As worked well last year, I strongly recommend the committee not create a page for "questions for all candidates"; questions for each candidate should be located under that candidate. This is the way things have been done in all but two previous elections; once there was no place for questions at all (the undesirability of this is obvious, I hope), and once, two years ago, we had a page for questions for all candidates, and it turned into a political circus and an ordeal for the nominees (en.wn ArbCom is a judicial body, so should be scrupulously apolitical). I noted last year that one person made their willingness to accept nomination conditional on not having a questions-for-all-candidates page.

We need at least two people for the election committee. Volunteers? --Pi zero (talk) 10:00, 25 June 2012 (UTC)Reply[reply]
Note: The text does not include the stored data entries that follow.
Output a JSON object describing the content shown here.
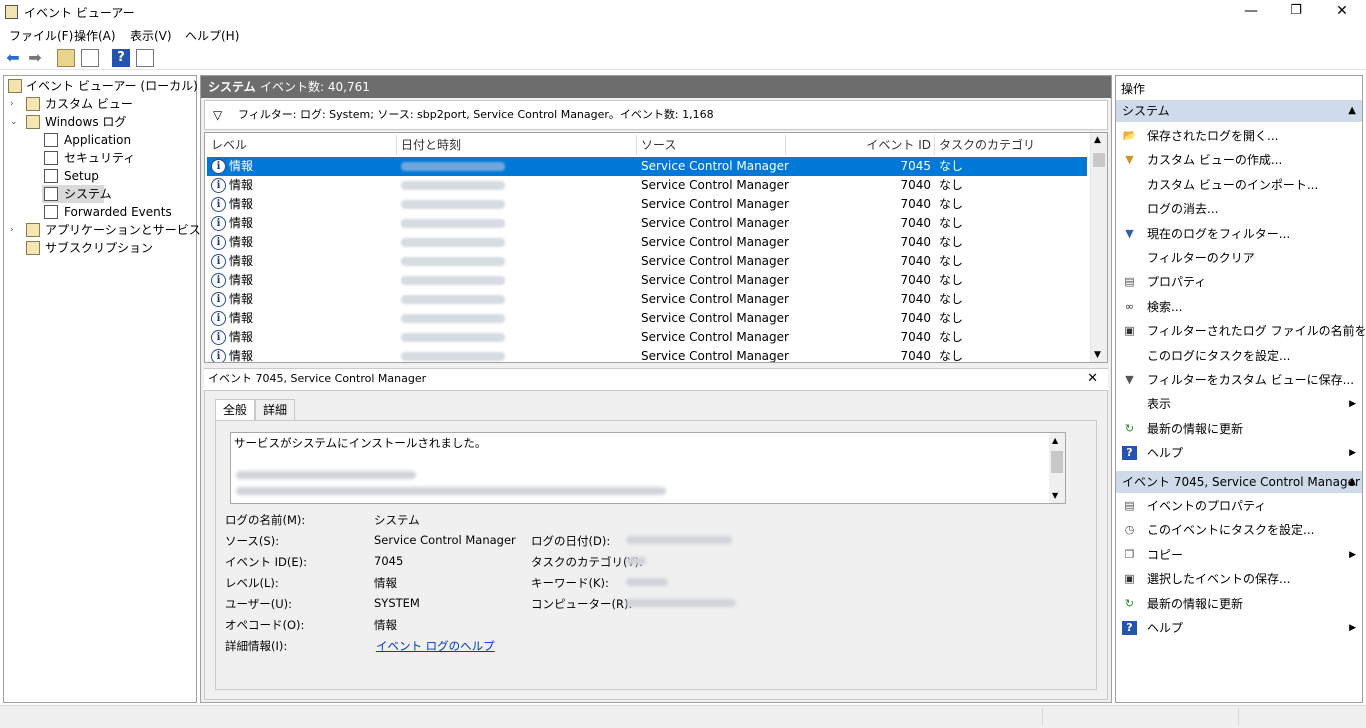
{
  "window": {
    "title": "イベント ビューアー",
    "controls": {
      "minimize": "—",
      "maximize": "❐",
      "close": "✕"
    }
  },
  "menu": [
    "ファイル(F)",
    "操作(A)",
    "表示(V)",
    "ヘルプ(H)"
  ],
  "tree": {
    "root": "イベント ビューアー (ローカル)",
    "custom_views": "カスタム ビュー",
    "windows_logs": "Windows ログ",
    "logs": [
      "Application",
      "セキュリティ",
      "Setup",
      "システム",
      "Forwarded Events"
    ],
    "app_service_logs": "アプリケーションとサービス ログ",
    "subscriptions": "サブスクリプション"
  },
  "center": {
    "log_name": "システム",
    "event_count": "イベント数: 40,761",
    "filter_text": "フィルター: ログ: System; ソース: sbp2port, Service Control Manager。イベント数: 1,168",
    "columns": [
      "レベル",
      "日付と時刻",
      "ソース",
      "イベント ID",
      "タスクのカテゴリ"
    ],
    "rows": [
      {
        "level": "情報",
        "source": "Service Control Manager",
        "id": "7045",
        "category": "なし"
      },
      {
        "level": "情報",
        "source": "Service Control Manager",
        "id": "7040",
        "category": "なし"
      },
      {
        "level": "情報",
        "source": "Service Control Manager",
        "id": "7040",
        "category": "なし"
      },
      {
        "level": "情報",
        "source": "Service Control Manager",
        "id": "7040",
        "category": "なし"
      },
      {
        "level": "情報",
        "source": "Service Control Manager",
        "id": "7040",
        "category": "なし"
      },
      {
        "level": "情報",
        "source": "Service Control Manager",
        "id": "7040",
        "category": "なし"
      },
      {
        "level": "情報",
        "source": "Service Control Manager",
        "id": "7040",
        "category": "なし"
      },
      {
        "level": "情報",
        "source": "Service Control Manager",
        "id": "7040",
        "category": "なし"
      },
      {
        "level": "情報",
        "source": "Service Control Manager",
        "id": "7040",
        "category": "なし"
      },
      {
        "level": "情報",
        "source": "Service Control Manager",
        "id": "7040",
        "category": "なし"
      },
      {
        "level": "情報",
        "source": "Service Control Manager",
        "id": "7040",
        "category": "なし"
      }
    ]
  },
  "detail": {
    "title": "イベント 7045, Service Control Manager",
    "tabs": [
      "全般",
      "詳細"
    ],
    "message": "サービスがシステムにインストールされました。",
    "fields": {
      "log_name_label": "ログの名前(M):",
      "log_name_value": "システム",
      "source_label": "ソース(S):",
      "source_value": "Service Control Manager",
      "date_label": "ログの日付(D):",
      "event_id_label": "イベント ID(E):",
      "event_id_value": "7045",
      "task_category_label": "タスクのカテゴリ(Y):",
      "level_label": "レベル(L):",
      "level_value": "情報",
      "keywords_label": "キーワード(K):",
      "user_label": "ユーザー(U):",
      "user_value": "SYSTEM",
      "computer_label": "コンピューター(R):",
      "opcode_label": "オペコード(O):",
      "opcode_value": "情報",
      "more_info_label": "詳細情報(I):",
      "more_info_link": "イベント ログのヘルプ"
    }
  },
  "actions": {
    "header": "操作",
    "section1": "システム",
    "items1": [
      {
        "label": "保存されたログを開く...",
        "icon": "folder-open-icon",
        "submenu": false
      },
      {
        "label": "カスタム ビューの作成...",
        "icon": "filter-create-icon",
        "submenu": false
      },
      {
        "label": "カスタム ビューのインポート...",
        "icon": "",
        "submenu": false
      },
      {
        "label": "ログの消去...",
        "icon": "",
        "submenu": false
      },
      {
        "label": "現在のログをフィルター...",
        "icon": "filter-icon",
        "submenu": false
      },
      {
        "label": "フィルターのクリア",
        "icon": "",
        "submenu": false
      },
      {
        "label": "プロパティ",
        "icon": "properties-icon",
        "submenu": false
      },
      {
        "label": "検索...",
        "icon": "binoculars-icon",
        "submenu": false
      },
      {
        "label": "フィルターされたログ ファイルの名前を付...",
        "icon": "save-icon",
        "submenu": false
      },
      {
        "label": "このログにタスクを設定...",
        "icon": "",
        "submenu": false
      },
      {
        "label": "フィルターをカスタム ビューに保存...",
        "icon": "filter-save-icon",
        "submenu": false
      },
      {
        "label": "表示",
        "icon": "",
        "submenu": true
      },
      {
        "label": "最新の情報に更新",
        "icon": "refresh-icon",
        "submenu": false
      },
      {
        "label": "ヘルプ",
        "icon": "help-icon",
        "submenu": true
      }
    ],
    "section2": "イベント 7045, Service Control Manager",
    "items2": [
      {
        "label": "イベントのプロパティ",
        "icon": "properties-icon",
        "submenu": false
      },
      {
        "label": "このイベントにタスクを設定...",
        "icon": "task-icon",
        "submenu": false
      },
      {
        "label": "コピー",
        "icon": "copy-icon",
        "submenu": true
      },
      {
        "label": "選択したイベントの保存...",
        "icon": "save-icon",
        "submenu": false
      },
      {
        "label": "最新の情報に更新",
        "icon": "refresh-icon",
        "submenu": false
      },
      {
        "label": "ヘルプ",
        "icon": "help-icon",
        "submenu": true
      }
    ]
  },
  "colors": {
    "selection": "#0078d7",
    "panel_header": "#6d6d6d",
    "action_header": "#cfdbea",
    "link": "#0033cc"
  }
}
There is now a 2012 election page; any further discussion should probably be on its talk page. --Pi zero (talk) 14:22, 1 July 2012 (UTC)Reply[reply]

I just read the bit in last year's rules about "no general questions for everyone" (missed it last year somehow), and I agree with that. I ran for ArbCom in 2010, and I felt compelled to answer EVERY SINGLE QUESTION that was asked, in detail. It was far more laborious than it needed to be, and began to get annoying toward the end of the election. Most of the other candidates (maybe all:P) eventually just stopped answering the general questions. I'm not planning to run this year (due to my low level of activity for the past while), but I agree that if people want to ask questions of every candidate, let them ask them individually. — Gopher65talk 00:49, 5 July 2012 (UTC)Reply[reply]

Wikimedia Foundation Request for Comment

You may be aware of the English Wikipedia's blackout to protest the proposed U.S. legislation Stop Online Piracy Act and PROTECT IP Act and the Italian Wikipedia's protest of the proposed Italian legislation DDL intercettazioni. The Wikimedia Foundation wants to know whether the Wikimedia community is willing for it to join an organization called the Internet Defense League, which has the professed aim of coördinating more such protests. Unfortunately, the Foundation representatives only directly notified that part of the community that is on the English Wikipedia. ☺ The RFC, on Meta, is hyperlinked above.

Uncle G (talk) 11:51, 29 June 2012 (UTC)Reply[reply]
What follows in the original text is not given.